Отрывок из повести Не убий

Предисловие.
В 1974 году из колонии строго режима, расположенной в Якутии, совершила побег группа уголовников. Во время их побега погибло несколько военнослужащих внутренних войск из числа охраны лагеря. Чтобы пройди безлюдной тайгой и выйти к городам, железной дороге, уголовникам нужна была еда. За время перехода они съели двух молодых осужденных, которых специально убедили бежать вместе с ними. В тайге беглых преступников настигло подразделение внутренних войск. Командир имел право не брать уголовников живыми, учитывая из особую опасность.

 
«...Отец Василий поднялся в полный рост и прижался спиной к толстому стволу дерева. Господи, подумал он, глядя сквозь густую листву и кроны деревьев на голубое небо, помоги мне. Дай мне нужные слова, открой глаза и уши тем, к кому я обращаюсь. Сделай так, что бы слова мои дошли до них. Не допусти, Господи, жестокого убийства. Прости их Господи, ибо они не ведают, что творят. Открой их сердца навстречу тебе. А если по воле твоей суждено случиться неизбежному, не осуди тех, кто это совершит, ибо это долг их перед людьми, которых они призваны защитить. Благослови, Господи воинов твоих, помоги им пережить, то, что они увидят и испытают, укрепи их сердца.
Майор смотрел на священника и думал, что тот просто боится, стоя под сосной и шевеля губами. Потом до него дошло, что священник просто молится. Мужественный все же поп, подумал офицер.
- Эй, вы там в овраге! - крикнул отец Василий. - Ребята, послушайте меня!
- Кто там вякает! - послышался злобный голос в ответ.
- Послушайте, - поспешно заговорил отец Василий, - я не солдат, я священник.

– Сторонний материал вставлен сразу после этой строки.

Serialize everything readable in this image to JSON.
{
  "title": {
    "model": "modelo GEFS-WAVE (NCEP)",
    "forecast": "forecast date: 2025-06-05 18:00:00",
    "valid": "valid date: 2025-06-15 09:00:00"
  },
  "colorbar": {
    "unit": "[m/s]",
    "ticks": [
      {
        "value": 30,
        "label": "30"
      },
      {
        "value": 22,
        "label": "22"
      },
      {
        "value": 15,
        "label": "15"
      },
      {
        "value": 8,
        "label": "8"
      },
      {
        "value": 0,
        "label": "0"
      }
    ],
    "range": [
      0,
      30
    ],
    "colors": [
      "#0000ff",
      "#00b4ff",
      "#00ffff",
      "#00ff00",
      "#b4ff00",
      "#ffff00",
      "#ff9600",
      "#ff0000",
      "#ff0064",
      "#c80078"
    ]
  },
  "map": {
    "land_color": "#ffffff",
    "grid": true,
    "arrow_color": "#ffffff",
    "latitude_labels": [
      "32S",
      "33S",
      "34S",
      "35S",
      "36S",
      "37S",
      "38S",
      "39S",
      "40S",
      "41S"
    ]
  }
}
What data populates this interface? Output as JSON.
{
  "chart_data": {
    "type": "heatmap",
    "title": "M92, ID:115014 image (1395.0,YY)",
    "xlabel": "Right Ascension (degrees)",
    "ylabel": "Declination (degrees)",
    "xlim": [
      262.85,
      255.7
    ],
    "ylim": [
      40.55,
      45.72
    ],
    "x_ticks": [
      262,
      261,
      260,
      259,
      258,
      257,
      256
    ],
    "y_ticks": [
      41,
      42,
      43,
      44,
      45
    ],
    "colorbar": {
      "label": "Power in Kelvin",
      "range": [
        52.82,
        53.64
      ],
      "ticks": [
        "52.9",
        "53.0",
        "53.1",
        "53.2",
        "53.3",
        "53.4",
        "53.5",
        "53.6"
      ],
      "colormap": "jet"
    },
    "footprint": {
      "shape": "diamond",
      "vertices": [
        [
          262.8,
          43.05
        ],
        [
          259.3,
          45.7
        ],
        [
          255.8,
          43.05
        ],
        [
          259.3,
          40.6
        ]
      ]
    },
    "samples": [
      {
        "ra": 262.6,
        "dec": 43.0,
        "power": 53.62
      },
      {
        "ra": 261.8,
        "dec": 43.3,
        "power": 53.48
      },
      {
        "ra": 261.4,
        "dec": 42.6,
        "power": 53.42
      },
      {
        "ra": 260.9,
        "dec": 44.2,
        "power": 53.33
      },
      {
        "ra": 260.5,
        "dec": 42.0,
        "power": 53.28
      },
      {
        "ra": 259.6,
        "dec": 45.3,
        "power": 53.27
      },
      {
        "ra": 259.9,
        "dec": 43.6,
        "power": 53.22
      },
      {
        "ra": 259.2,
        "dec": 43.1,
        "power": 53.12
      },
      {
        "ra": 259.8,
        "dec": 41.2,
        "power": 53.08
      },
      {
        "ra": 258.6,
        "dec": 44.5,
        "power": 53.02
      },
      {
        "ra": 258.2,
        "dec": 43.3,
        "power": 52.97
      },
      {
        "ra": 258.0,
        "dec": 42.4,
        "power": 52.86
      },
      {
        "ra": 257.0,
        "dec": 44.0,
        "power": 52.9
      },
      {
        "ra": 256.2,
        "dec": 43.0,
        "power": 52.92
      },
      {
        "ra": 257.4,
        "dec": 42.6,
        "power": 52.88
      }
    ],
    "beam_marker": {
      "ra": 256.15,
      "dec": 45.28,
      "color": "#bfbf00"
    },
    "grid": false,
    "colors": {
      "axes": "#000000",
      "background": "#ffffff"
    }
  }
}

- Ни хрена себе, - удивились в овраге, - вот это заходы! Ты че, падаль, за лохов нас держишь? Из под земли попа выкопали?
- Я действительно священник и оказался здесь случайно, с охотником. Я попросил командира разрешения поговорить с вами.
- Ты лучше заупокойную почитай, поп! - заржали в овраге. - По убиенным. Мы их все тут покрошим, а ты отпевать будешь.
- Ребята, они не дадут вам уйти! Поймите, вы. Некуда вам отсюда деваться.
- Это мы еще посмотрим! Попытались сунуться, а мы им быстро красную юшку пустили. Не хер нас пугать!
- Послушайте меня, пожалуйста, - попросил отец Василий, - просто послушайте, а потом сами решайте. Я же священник, мне врать не гоже.
- Пусть говорит, хуже не будет, - не очень громко сказал кто-то в овраге, наверняка пользующийся авторитетом.
- Говори, поп! - крикнул снова молодой развязный голос. - Говори, а мы послушаем. Только ты из-за дерева выйди, а то мы тебя не видим. Вдруг ты с пушкой и в каске, вот смеху то будет.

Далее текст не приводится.